Finance leaders of the G20 economies on Friday edged away from a

long-running drive toward government austerity in rich nations,

rejecting the idea of setting hard targets for reducing national debt in a sign of worry over a sluggish global recovery.

The G20 club of advanced and emerging economies also said it would be watching for negative effects from massive monetary stimulus efforts,such as Japan’s — a nod to the concerns of developing nations that those policies risked flooding their economies with hot capital and driving up their currencies.

Russian Finance Minister Anton Siluanov said at a news conference that officials from the G20 nations believed overall debt reduction was more important than specific figures.

“We agreed that these would be soft parameters, these would be some kind of strategic objectives and goals, which might be amended or adjusted depending on the specific situations in the national economies,” he said.

Russia — this year’s G20 chair — had hoped to secure an agreement on setting fixed targets for reducing debt by the time G20 leaders meet in St Petersburg in September.

However, the US and Japan have firmly opposed the idea of committing to fixed debt-to-GDP targets, with Washington trying to keep the focus of the G20 on growth.

In a communique after a two-day meeting, the G20 said it would be

“mindful” of possible side effects of extended periods of monetary stimulus, a phrase added at the insistence of South Korea to take into account the concerns of emerging markets.

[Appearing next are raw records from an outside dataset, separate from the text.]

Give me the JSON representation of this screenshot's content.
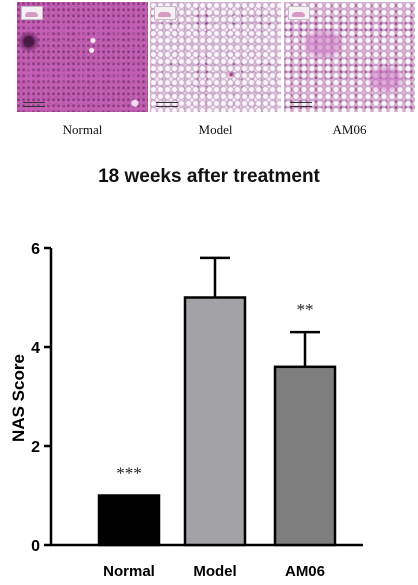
{
  "panels": [
    {
      "label": "Normal"
    },
    {
      "label": "Model"
    },
    {
      "label": "AM06"
    }
  ],
  "chart_data": {
    "type": "bar",
    "title": "18 weeks after treatment",
    "xlabel": "",
    "ylabel": "NAS Score",
    "categories": [
      "Normal",
      "Model",
      "AM06"
    ],
    "values": [
      1.0,
      5.0,
      3.6
    ],
    "error_upper": [
      0,
      0.8,
      0.7
    ],
    "significance": [
      "***",
      "",
      "**"
    ],
    "bar_colors": [
      "#000000",
      "#a3a3a7",
      "#7e7e7e"
    ],
    "ylim": [
      0,
      6
    ],
    "yticks": [
      0,
      2,
      4,
      6
    ],
    "grid": false,
    "legend": "none"
  }
}
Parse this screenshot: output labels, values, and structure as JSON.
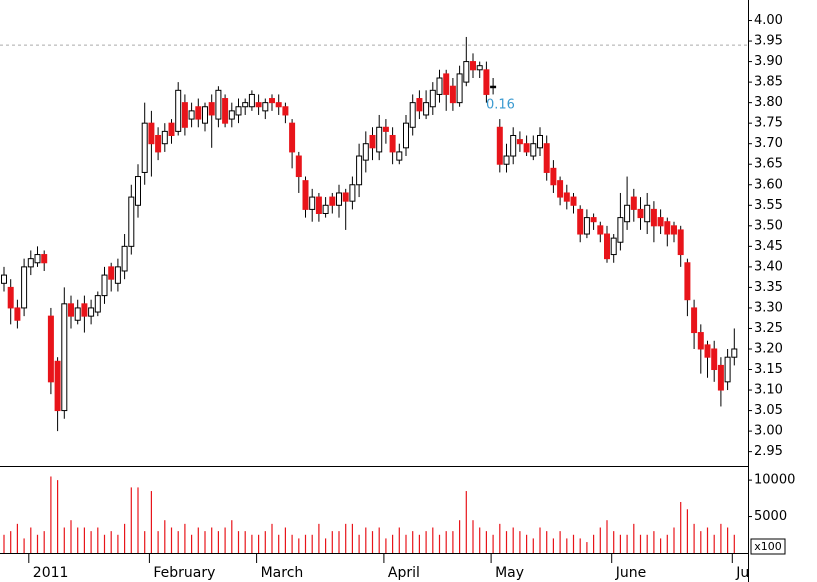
{
  "chart_data": {
    "type": "candlestick",
    "categories": [
      null,
      null,
      null,
      null,
      "2011",
      null,
      null,
      null,
      null,
      null,
      null,
      null,
      null,
      null,
      null,
      null,
      null,
      null,
      null,
      null,
      null,
      null,
      "February",
      null,
      null,
      null,
      null,
      null,
      null,
      null,
      null,
      null,
      null,
      null,
      null,
      null,
      null,
      null,
      "March",
      null,
      null,
      null,
      null,
      null,
      null,
      null,
      null,
      null,
      null,
      null,
      null,
      null,
      null,
      null,
      null,
      null,
      null,
      "April",
      null,
      null,
      null,
      null,
      null,
      null,
      null,
      null,
      null,
      null,
      null,
      null,
      null,
      null,
      null,
      "May",
      null,
      null,
      null,
      null,
      null,
      null,
      null,
      null,
      null,
      null,
      null,
      null,
      null,
      null,
      null,
      null,
      null,
      "June",
      null,
      null,
      null,
      null,
      null,
      null,
      null,
      null,
      null,
      null,
      null,
      null,
      null,
      null,
      null,
      null,
      null,
      "Ju"
    ],
    "open": [
      3.36,
      3.35,
      3.3,
      3.3,
      3.4,
      3.41,
      3.43,
      3.28,
      3.17,
      3.05,
      3.31,
      3.27,
      3.31,
      3.28,
      3.29,
      3.33,
      3.4,
      3.36,
      3.39,
      3.45,
      3.55,
      3.63,
      3.75,
      3.72,
      3.7,
      3.75,
      3.73,
      3.8,
      3.76,
      3.79,
      3.75,
      3.8,
      3.76,
      3.81,
      3.76,
      3.77,
      3.79,
      3.79,
      3.8,
      3.78,
      3.81,
      3.8,
      3.79,
      3.75,
      3.67,
      3.61,
      3.54,
      3.57,
      3.53,
      3.57,
      3.55,
      3.58,
      3.56,
      3.6,
      3.66,
      3.72,
      3.68,
      3.74,
      3.72,
      3.66,
      3.69,
      3.74,
      3.81,
      3.77,
      3.79,
      3.82,
      3.87,
      3.84,
      3.8,
      3.85,
      3.9,
      3.88,
      3.88,
      3.84,
      3.74,
      3.65,
      3.67,
      3.71,
      3.7,
      3.67,
      3.69,
      3.7,
      3.64,
      3.61,
      3.58,
      3.57,
      3.54,
      3.48,
      3.52,
      3.5,
      3.48,
      3.43,
      3.46,
      3.51,
      3.57,
      3.54,
      3.51,
      3.54,
      3.52,
      3.51,
      3.5,
      3.49,
      3.41,
      3.3,
      3.24,
      3.21,
      3.2,
      3.16,
      3.12,
      3.18
    ],
    "high": [
      3.4,
      3.37,
      3.32,
      3.42,
      3.44,
      3.45,
      3.44,
      3.3,
      3.18,
      3.35,
      3.33,
      3.32,
      3.33,
      3.32,
      3.34,
      3.4,
      3.41,
      3.42,
      3.48,
      3.6,
      3.65,
      3.8,
      3.78,
      3.74,
      3.75,
      3.76,
      3.85,
      3.82,
      3.8,
      3.81,
      3.8,
      3.82,
      3.84,
      3.82,
      3.8,
      3.81,
      3.81,
      3.83,
      3.82,
      3.81,
      3.82,
      3.82,
      3.8,
      3.76,
      3.68,
      3.62,
      3.59,
      3.58,
      3.57,
      3.58,
      3.6,
      3.59,
      3.62,
      3.7,
      3.73,
      3.74,
      3.77,
      3.76,
      3.74,
      3.7,
      3.77,
      3.82,
      3.83,
      3.83,
      3.85,
      3.88,
      3.88,
      3.86,
      3.89,
      3.96,
      3.92,
      3.9,
      3.9,
      3.86,
      3.76,
      3.7,
      3.74,
      3.73,
      3.72,
      3.72,
      3.74,
      3.72,
      3.66,
      3.62,
      3.6,
      3.58,
      3.55,
      3.54,
      3.53,
      3.51,
      3.5,
      3.48,
      3.58,
      3.62,
      3.59,
      3.57,
      3.58,
      3.56,
      3.54,
      3.52,
      3.51,
      3.5,
      3.42,
      3.32,
      3.26,
      3.22,
      3.22,
      3.18,
      3.2,
      3.25
    ],
    "low": [
      3.34,
      3.26,
      3.25,
      3.28,
      3.38,
      3.4,
      3.39,
      3.09,
      3.0,
      3.03,
      3.25,
      3.26,
      3.24,
      3.26,
      3.28,
      3.31,
      3.34,
      3.34,
      3.37,
      3.43,
      3.52,
      3.6,
      3.62,
      3.66,
      3.68,
      3.7,
      3.72,
      3.72,
      3.74,
      3.74,
      3.73,
      3.69,
      3.74,
      3.74,
      3.74,
      3.75,
      3.77,
      3.78,
      3.77,
      3.76,
      3.78,
      3.77,
      3.75,
      3.64,
      3.58,
      3.52,
      3.51,
      3.51,
      3.52,
      3.53,
      3.52,
      3.49,
      3.54,
      3.57,
      3.63,
      3.66,
      3.66,
      3.7,
      3.65,
      3.65,
      3.67,
      3.72,
      3.76,
      3.76,
      3.77,
      3.8,
      3.78,
      3.78,
      3.79,
      3.84,
      3.86,
      3.86,
      3.8,
      3.82,
      3.63,
      3.63,
      3.65,
      3.68,
      3.67,
      3.66,
      3.67,
      3.61,
      3.58,
      3.55,
      3.54,
      3.53,
      3.46,
      3.47,
      3.49,
      3.46,
      3.41,
      3.41,
      3.44,
      3.49,
      3.51,
      3.49,
      3.48,
      3.46,
      3.48,
      3.45,
      3.46,
      3.4,
      3.28,
      3.2,
      3.14,
      3.13,
      3.12,
      3.06,
      3.1,
      3.16
    ],
    "close": [
      3.38,
      3.3,
      3.27,
      3.4,
      3.42,
      3.43,
      3.41,
      3.12,
      3.05,
      3.31,
      3.28,
      3.3,
      3.28,
      3.3,
      3.33,
      3.38,
      3.37,
      3.4,
      3.45,
      3.57,
      3.62,
      3.75,
      3.7,
      3.68,
      3.73,
      3.72,
      3.83,
      3.74,
      3.78,
      3.76,
      3.79,
      3.77,
      3.83,
      3.75,
      3.78,
      3.79,
      3.8,
      3.82,
      3.79,
      3.8,
      3.8,
      3.79,
      3.77,
      3.68,
      3.62,
      3.54,
      3.57,
      3.53,
      3.55,
      3.55,
      3.58,
      3.56,
      3.6,
      3.67,
      3.7,
      3.69,
      3.74,
      3.73,
      3.68,
      3.68,
      3.75,
      3.8,
      3.78,
      3.8,
      3.83,
      3.86,
      3.82,
      3.8,
      3.87,
      3.9,
      3.88,
      3.89,
      3.82,
      3.84,
      3.65,
      3.67,
      3.72,
      3.7,
      3.68,
      3.7,
      3.72,
      3.63,
      3.6,
      3.57,
      3.56,
      3.55,
      3.48,
      3.52,
      3.51,
      3.48,
      3.42,
      3.47,
      3.52,
      3.55,
      3.54,
      3.52,
      3.55,
      3.5,
      3.5,
      3.48,
      3.48,
      3.43,
      3.32,
      3.24,
      3.2,
      3.18,
      3.15,
      3.1,
      3.18,
      3.2
    ],
    "volume": [
      2500,
      3000,
      4000,
      2000,
      3500,
      2500,
      3000,
      10500,
      10000,
      3500,
      4500,
      3500,
      3500,
      3000,
      3500,
      2500,
      3000,
      2500,
      4000,
      9000,
      9000,
      3000,
      8500,
      3000,
      4500,
      3500,
      3000,
      4000,
      2500,
      3500,
      3000,
      3500,
      3000,
      3500,
      4500,
      3000,
      3000,
      2500,
      2500,
      3000,
      4000,
      2500,
      3500,
      2500,
      2000,
      2500,
      2500,
      4000,
      2000,
      3000,
      3000,
      4000,
      4000,
      2500,
      3500,
      3000,
      3500,
      2000,
      2500,
      3500,
      2500,
      3000,
      2500,
      3000,
      3500,
      2500,
      3000,
      3000,
      4500,
      8500,
      4500,
      3500,
      3000,
      2500,
      4000,
      3000,
      3500,
      3000,
      2500,
      2000,
      3500,
      3000,
      2000,
      3000,
      2000,
      2500,
      2000,
      1500,
      2500,
      3500,
      4500,
      3000,
      2500,
      2500,
      4000,
      2500,
      2500,
      3000,
      2000,
      2500,
      3500,
      7000,
      6000,
      4000,
      3000,
      3500,
      2500,
      4000,
      3500,
      2500
    ],
    "ylim": [
      2.915,
      4.05
    ],
    "yticks": [
      2.95,
      {
        "value": 3.0,
        "label": "3.00"
      },
      3.05,
      {
        "value": 3.1,
        "label": "3.10"
      },
      3.15,
      {
        "value": 3.2,
        "label": "3.20"
      },
      3.25,
      {
        "value": 3.3,
        "label": "3.30"
      },
      3.35,
      {
        "value": 3.4,
        "label": "3.40"
      },
      3.45,
      {
        "value": 3.5,
        "label": "3.50"
      },
      3.55,
      {
        "value": 3.6,
        "label": "3.60"
      },
      3.65,
      {
        "value": 3.7,
        "label": "3.70"
      },
      3.75,
      {
        "value": 3.8,
        "label": "3.80"
      },
      3.85,
      {
        "value": 3.9,
        "label": "3.90"
      },
      3.95,
      {
        "value": 4.0,
        "label": "4.00"
      }
    ],
    "volume_ylim": [
      0,
      11800
    ],
    "volume_yticks": [
      5000,
      10000
    ],
    "volume_unit": "x100",
    "reference_line": 3.94,
    "annotation": "0.16",
    "up_color": "#ffffff",
    "down_color": "#e8141a",
    "wick_color": "#000000",
    "volume_color": "#e8141a",
    "annotation_color": "#3a9ad0"
  }
}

“Monetary policy should be directed toward domestic price stability and continuing to support economic recovery,” the statement said.

Bank of Japan (BOJ) Governor Haruhiko Kuroda said the G20 language was not directly aimed at the BOJ’s US$1.4 trillion monetary stimulus announced earlier this month.

Siluanov said the G20 agreed that greater monitoring of the side

effects of Japan’s policy easing was needed, while Kuroda said

specific side effects were not discussed.

The BOJ is not alone in flooding its economy with cheap funds to try to boost borrowing and spending. The US Federal Reserve, the Bank of England and, to some extent, the European Central Bank have as well.

The G20 leaders urged the eurozone to quickly move toward a banking union, a key element in stabilizing the eurozone. However, Germany repeated on Friday its earlier position that EU laws needed to be changed before one of the elements of the banking union, a scheme for winding down failing banks, can be introduced — which is likely to delay the process.

The struggles of the eurozone dominated G20 discussions, delegates said, because harsh austerity measures have failed to lift the region out of its economic slumber. The US has been pressing Europe to ease up on its budget cutting.

The drive toward government austerity has been undercut by weakness in economies that took severe measures to cut deficits, including Britain, which is headed into its third recession in the past five years. The US economy also shows some signs of strain that economists pin on belt-tightening in Washington.